Fair enough. I called you an ass because the tone of your first post implied that you would call an engineer out on the carpet for radically mis-estimating a deadline. Perhaps you did not mean to be that emphatic.
Depending on the industry, time estimates are 90% bullshit in my line of work. The vast majority of them will either be completely blown, or else way ahead of schedule.
This is because it is often difficult, especially in software design, to understand the true scope of what you are doing until you are up to your elbows in it.
For example, you might run in to an unexpected technical limitation of the tools you are using (even if you are very experienced as a programmer or engineer, programming languages and tools are always changing, so nobody has a lifetime of experience in what they are using at any given moment), and as a result a shortcut you were hoping to take is suddenly a dead end.
Or you might find some BSD utility (which you were unaware of at the time of the estimate) which integrates nicely and does half the job for you.
Or you might have a "eureka" moment which speeds things along.
Or your customer might change the design specs, dragging things out with feature-creep.
Or there might be some nebulous "cloud" of innovation expected in the middle of the project flow which you were hoping to solve in two days but turns out to take a month.
It's all guesswork. Seasoned programmers learn to err on the side of caution, and still find themselves working on the occational Saturday to keep their manager happy about ship dates matching estimates.
Finding ways to make the process of time estimates more accurate is all well and good, but we are not manufacturing rocking chairs here. Nearly every program is a process of invention, and inventions rely on creativity. You can predict how long it will take you to grind out familiar subroutines that are not unlike ones you used on other projects, but that's the best you can hope for.
If you hire an artist to make a landscape painting for your living room, and insist that it must be the best painting he ever made, he can tell you how long it will take to cover the canvas in paint, but he can't tell you how long it will take him to decide what color the grass needs to be. By the time he knows how long that will take, he's already done it.
Don't worry man, you know DOA: eXtreme Beach Volleyball 2 is going to come out at some point.

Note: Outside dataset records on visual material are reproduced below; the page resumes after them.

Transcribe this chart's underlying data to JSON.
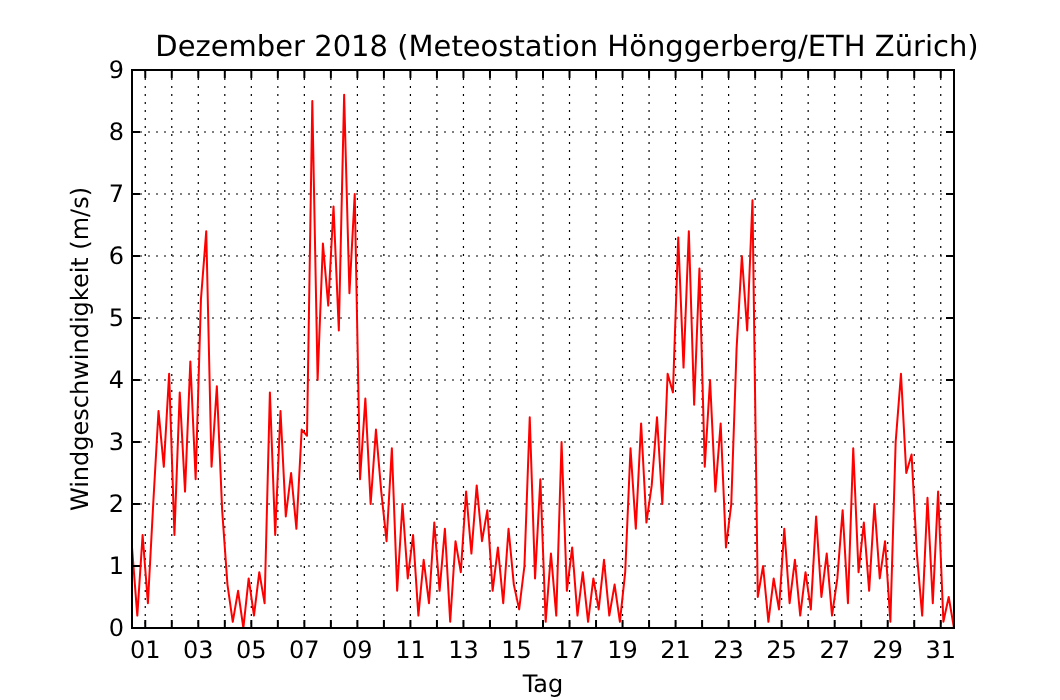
{
  "chart_data": {
    "type": "line",
    "title": "Dezember 2018  (Meteostation Hönggerberg/ETH Zürich)",
    "xlabel": "Tag",
    "ylabel": "Windgeschwindigkeit (m/s)",
    "x": [
      0.5,
      0.7,
      0.9,
      1.1,
      1.3,
      1.5,
      1.7,
      1.9,
      2.1,
      2.3,
      2.5,
      2.7,
      2.9,
      3.1,
      3.3,
      3.5,
      3.7,
      3.9,
      4.1,
      4.3,
      4.5,
      4.7,
      4.9,
      5.1,
      5.3,
      5.5,
      5.7,
      5.9,
      6.1,
      6.3,
      6.5,
      6.7,
      6.9,
      7.1,
      7.3,
      7.5,
      7.7,
      7.9,
      8.1,
      8.3,
      8.5,
      8.7,
      8.9,
      9.1,
      9.3,
      9.5,
      9.7,
      9.9,
      10.1,
      10.3,
      10.5,
      10.7,
      10.9,
      11.1,
      11.3,
      11.5,
      11.7,
      11.9,
      12.1,
      12.3,
      12.5,
      12.7,
      12.9,
      13.1,
      13.3,
      13.5,
      13.7,
      13.9,
      14.1,
      14.3,
      14.5,
      14.7,
      14.9,
      15.1,
      15.3,
      15.5,
      15.7,
      15.9,
      16.1,
      16.3,
      16.5,
      16.7,
      16.9,
      17.1,
      17.3,
      17.5,
      17.7,
      17.9,
      18.1,
      18.3,
      18.5,
      18.7,
      18.9,
      19.1,
      19.3,
      19.5,
      19.7,
      19.9,
      20.1,
      20.3,
      20.5,
      20.7,
      20.9,
      21.1,
      21.3,
      21.5,
      21.7,
      21.9,
      22.1,
      22.3,
      22.5,
      22.7,
      22.9,
      23.1,
      23.3,
      23.5,
      23.7,
      23.9,
      24.1,
      24.3,
      24.5,
      24.7,
      24.9,
      25.1,
      25.3,
      25.5,
      25.7,
      25.9,
      26.1,
      26.3,
      26.5,
      26.7,
      26.9,
      27.1,
      27.3,
      27.5,
      27.7,
      27.9,
      28.1,
      28.3,
      28.5,
      28.7,
      28.9,
      29.1,
      29.3,
      29.5,
      29.7,
      29.9,
      30.1,
      30.3,
      30.5,
      30.7,
      30.9,
      31.1,
      31.3,
      31.5
    ],
    "series": [
      {
        "color": "#ff0000",
        "values": [
          1.3,
          0.2,
          1.5,
          0.4,
          2.0,
          3.5,
          2.6,
          4.1,
          1.5,
          3.8,
          2.2,
          4.3,
          2.4,
          5.3,
          6.4,
          2.6,
          3.9,
          1.9,
          0.7,
          0.1,
          0.6,
          0,
          0.8,
          0.2,
          0.9,
          0.4,
          3.8,
          1.5,
          3.5,
          1.8,
          2.5,
          1.6,
          3.2,
          3.1,
          8.5,
          4.0,
          6.2,
          5.2,
          6.8,
          4.8,
          8.6,
          5.4,
          7.0,
          2.4,
          3.7,
          2.0,
          3.2,
          2.2,
          1.4,
          2.9,
          0.6,
          2.0,
          0.8,
          1.5,
          0.2,
          1.1,
          0.4,
          1.7,
          0.6,
          1.6,
          0.1,
          1.4,
          0.9,
          2.2,
          1.2,
          2.3,
          1.4,
          1.9,
          0.6,
          1.3,
          0.4,
          1.6,
          0.7,
          0.3,
          1.0,
          3.4,
          0.8,
          2.4,
          0.1,
          1.2,
          0.2,
          3.0,
          0.6,
          1.3,
          0.2,
          0.9,
          0.1,
          0.8,
          0.3,
          1.1,
          0.2,
          0.7,
          0.1,
          0.9,
          2.9,
          1.6,
          3.3,
          1.7,
          2.3,
          3.4,
          2.0,
          4.1,
          3.8,
          6.3,
          4.2,
          6.4,
          3.6,
          5.8,
          2.6,
          4.0,
          2.2,
          3.3,
          1.3,
          2.0,
          4.5,
          6.0,
          4.8,
          6.9,
          0.5,
          1.0,
          0.1,
          0.8,
          0.3,
          1.6,
          0.4,
          1.1,
          0.2,
          0.9,
          0.3,
          1.8,
          0.5,
          1.2,
          0.2,
          0.8,
          1.9,
          0.4,
          2.9,
          0.9,
          1.7,
          0.6,
          2.0,
          0.8,
          1.4,
          0.1,
          3.0,
          4.1,
          2.5,
          2.8,
          1.2,
          0.2,
          2.1,
          0.4,
          2.2,
          0.1,
          0.5,
          0.0
        ]
      }
    ],
    "xlim": [
      0.5,
      31.5
    ],
    "xticks": [
      {
        "value": 1,
        "label": "01"
      },
      {
        "value": 2,
        "label": null
      },
      {
        "value": 3,
        "label": "03"
      },
      {
        "value": 4,
        "label": null
      },
      {
        "value": 5,
        "label": "05"
      },
      {
        "value": 6,
        "label": null
      },
      {
        "value": 7,
        "label": "07"
      },
      {
        "value": 8,
        "label": null
      },
      {
        "value": 9,
        "label": "09"
      },
      {
        "value": 10,
        "label": null
      },
      {
        "value": 11,
        "label": "11"
      },
      {
        "value": 12,
        "label": null
      },
      {
        "value": 13,
        "label": "13"
      },
      {
        "value": 14,
        "label": null
      },
      {
        "value": 15,
        "label": "15"
      },
      {
        "value": 16,
        "label": null
      },
      {
        "value": 17,
        "label": "17"
      },
      {
        "value": 18,
        "label": null
      },
      {
        "value": 19,
        "label": "19"
      },
      {
        "value": 20,
        "label": null
      },
      {
        "value": 21,
        "label": "21"
      },
      {
        "value": 22,
        "label": null
      },
      {
        "value": 23,
        "label": "23"
      },
      {
        "value": 24,
        "label": null
      },
      {
        "value": 25,
        "label": "25"
      },
      {
        "value": 26,
        "label": null
      },
      {
        "value": 27,
        "label": "27"
      },
      {
        "value": 28,
        "label": null
      },
      {
        "value": 29,
        "label": "29"
      },
      {
        "value": 30,
        "label": null
      },
      {
        "value": 31,
        "label": "31"
      }
    ],
    "ylim": [
      0,
      9
    ],
    "yticks": [
      0,
      1,
      2,
      3,
      4,
      5,
      6,
      7,
      8,
      9
    ],
    "grid": true
  }
}
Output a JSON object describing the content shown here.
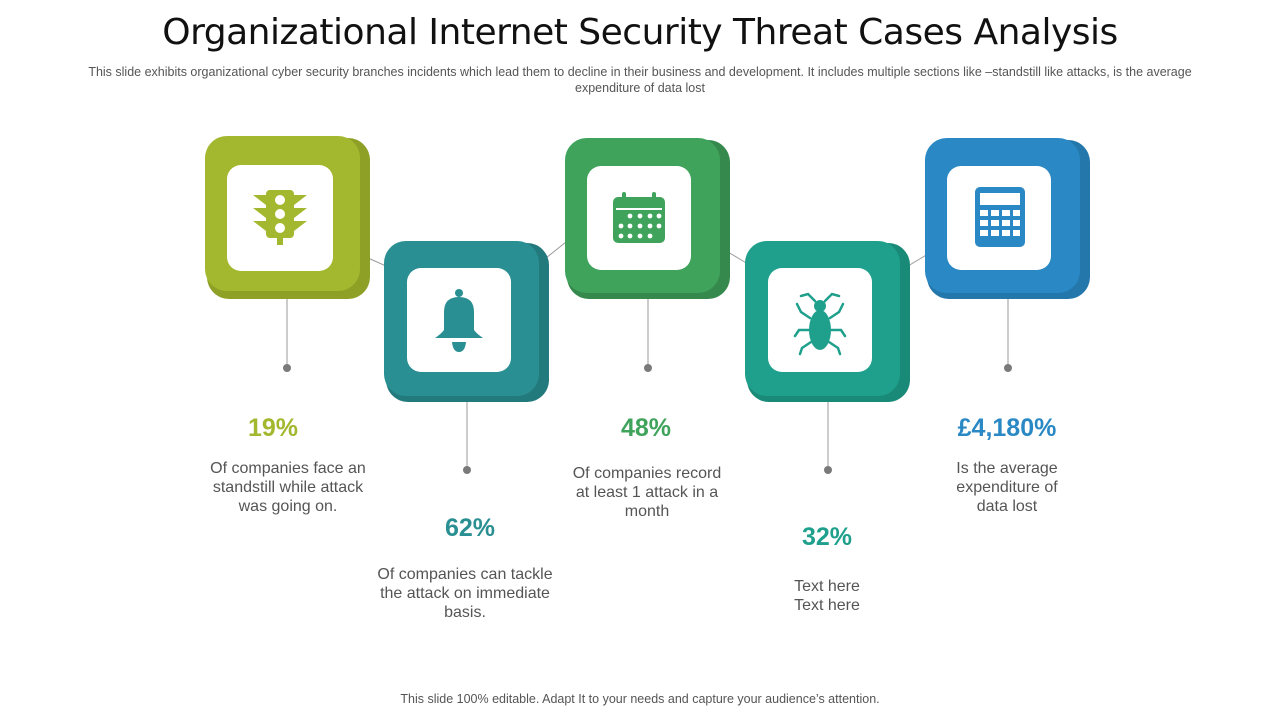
{
  "title": "Organizational Internet Security Threat Cases Analysis",
  "subtitle": "This slide exhibits organizational  cyber security branches incidents which lead them to decline in their business and development.  It includes multiple sections like –standstill like attacks, is the average  expenditure  of data lost",
  "footer": "This slide 100% editable.  Adapt  It to your needs and capture your audience’s attention.",
  "cards": [
    {
      "icon": "traffic-light-icon",
      "color": "#a3b82e",
      "value": "19%",
      "description": "Of companies face an standstill while attack was going on."
    },
    {
      "icon": "bell-icon",
      "color": "#2a8f92",
      "value": "62%",
      "description": "Of companies can tackle the attack on immediate basis."
    },
    {
      "icon": "calendar-icon",
      "color": "#3fa35c",
      "value": "48%",
      "description": "Of companies record at least 1 attack in a month"
    },
    {
      "icon": "bug-icon",
      "color": "#1fa08c",
      "value": "32%",
      "description": "Text here Text here"
    },
    {
      "icon": "calculator-icon",
      "color": "#2a89c4",
      "value": "£4,180%",
      "description": "Is the average expenditure of data lost"
    }
  ]
}
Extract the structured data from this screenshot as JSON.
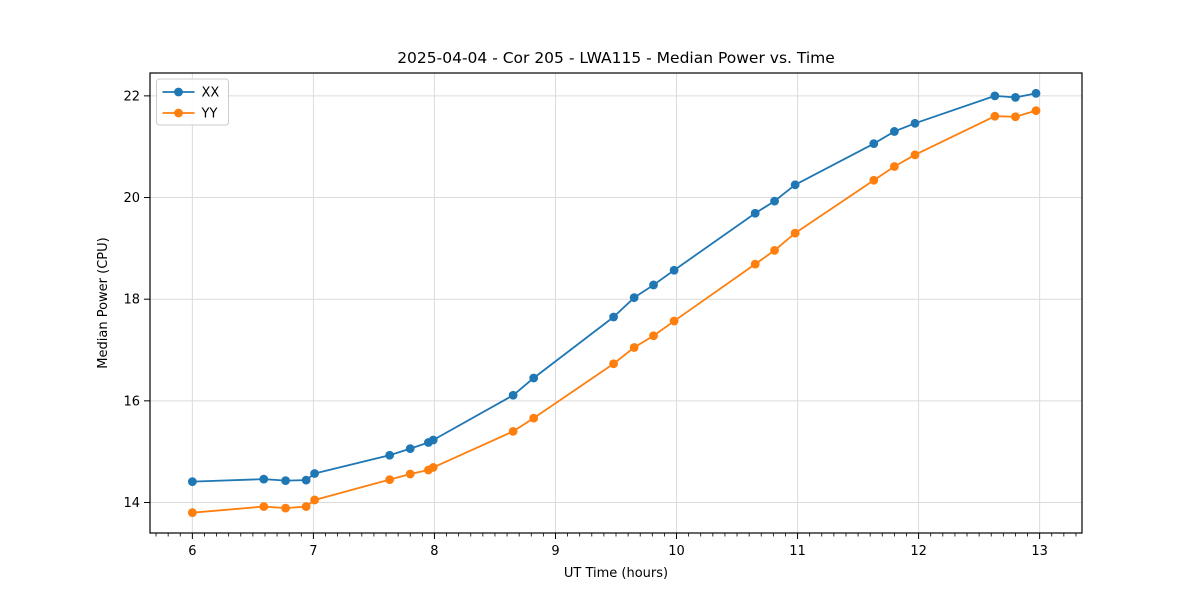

Don't toy with my heart like that. A sequel is too much to hope for.
If someone tells me a project will be done in six months and they complete it in six weeks, I want to know why the original timeline was so poorly calculated.
Were I working for an ass like you, I'd just say, "gee, boss. I guess I'm just much better at completing projects than setting projected timelines. Perhaps you should fire me and hire a guy who takes three times as long, but always knows how long he will take."
Or, if I wanted to play by your rules, I'd finish the project in six weeks and not tell you I'm done for another four and a half months. You get to have your little project spreadsheets look pretty, I get paid for playing World of Warcraft for months on end. It's win-win!
Seems Dr. Moore has forsaken poor Apple.
Well, Dr. Moore did work for Intel, after all. In January the mountain comes to Mohammed.
You want to run Photoshop on an iBook?
I run Photoshop all the time on the current iBook.
Some filters take a few extra seconds to apply, but it works great.
No need to be all bold-type incredulous, sport.
My point still stands that it's there are no little kids dragging their moms to the store over those license tie-ins. Sports games are being bought by adult gamers who chose based on game-play more than any other factor.